Karyn moves to NYC in May 2000. Over the next couple of years, she racks up $20,000 of debt and loses her job. Ultimately, she becomes a cult figure after soliciting donations from her website Save Karyn, where she asks people to help pay off her debt. Her plea: if 20,000 people each give her $1 she'd have enough money to pay off her entire debt. She also sells most of the stuff she bought incurring the debt on eBay.

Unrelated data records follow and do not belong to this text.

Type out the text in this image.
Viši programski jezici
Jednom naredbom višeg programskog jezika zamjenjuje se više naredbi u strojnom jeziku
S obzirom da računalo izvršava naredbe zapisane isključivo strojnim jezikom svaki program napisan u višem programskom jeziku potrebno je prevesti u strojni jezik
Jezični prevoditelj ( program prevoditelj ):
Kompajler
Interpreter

How did "Not saving her money, paying down her debts and securing her job,” impact her situation?
Save your money:
Kayrn moved to NYC with virtually no savings. She didn’t even have enough money to make it to her first paycheck, forcing her to take an advance on her American Express card to pay for apartment necessities. Once she started receiving a paycheck, she began a downward spiral of excessive spending and charging; buying furniture for her apartment, designer clothes, expensive makeup, beauty treatments, a health club membership and a weekend summer vacation package she used only once. She didn’t save $1.
Pay down your debts:
She moved to NYC with unpaid balances on her credit cards. When she received her first paycheck she was surprised to see how much money was withheld for taxes. She hadn't budgeted accordingly. Instead of realigning her budget to her actual paycheck, she kept spending and charging. It wasn’t long before she couldn’t keep up with her monthly credit card payments and still pay her rent. She began missing minimum payments, incurring late fees, interest and over limit charges. Eventually, she finds a new job and begins earning over $100,000 a year. Even then, instead of paying down debt she continues her spendthrift ways thinking why shouldn't she, she makes over 100,000 a year.
Secure your job:
She remained in denial that her job was in jeopardy. After September 11th, the job market for TV production in NYC virtually dried up. Ratings for her show were low. New management was brought in; they asked everyone in her department to sign a new, less favorable employee agreement. Refusing, along with her fellow contending co-workers, she was let go. She hadn’t thought this through completely, she now firmly believes if she would have asked for her job back her boss would have given it to her. At the time, however, she didn't like her job and thought she’d be able to find another one within a month. She ended up being out of work for four months, when she finally did find a job it was at a substantially lower salary than what she had been making before.
She was no longer able to pay her rent and her credit card payments without overdrawing her checking account. She took steps to get control of her finances; consolidating her debt, finding a roommate, canceling her health club membership and even making her own coffee. Not making much progress and feeling overwhelmed she dreamed up the Save Kayrn website and the rest is history.
Overall, based on the subject matter (financial irresponsibility) I was surprised how much I enjoyed this book. It was filled with financial lessons. My professional organization is planning a workshop to teach financial literacy targeting college sororities. After reading this book, I can’t help but think perhaps they are right; young adult women do need financial literacy training. I know where they should start: Save your money, pay down your debts and secure your job.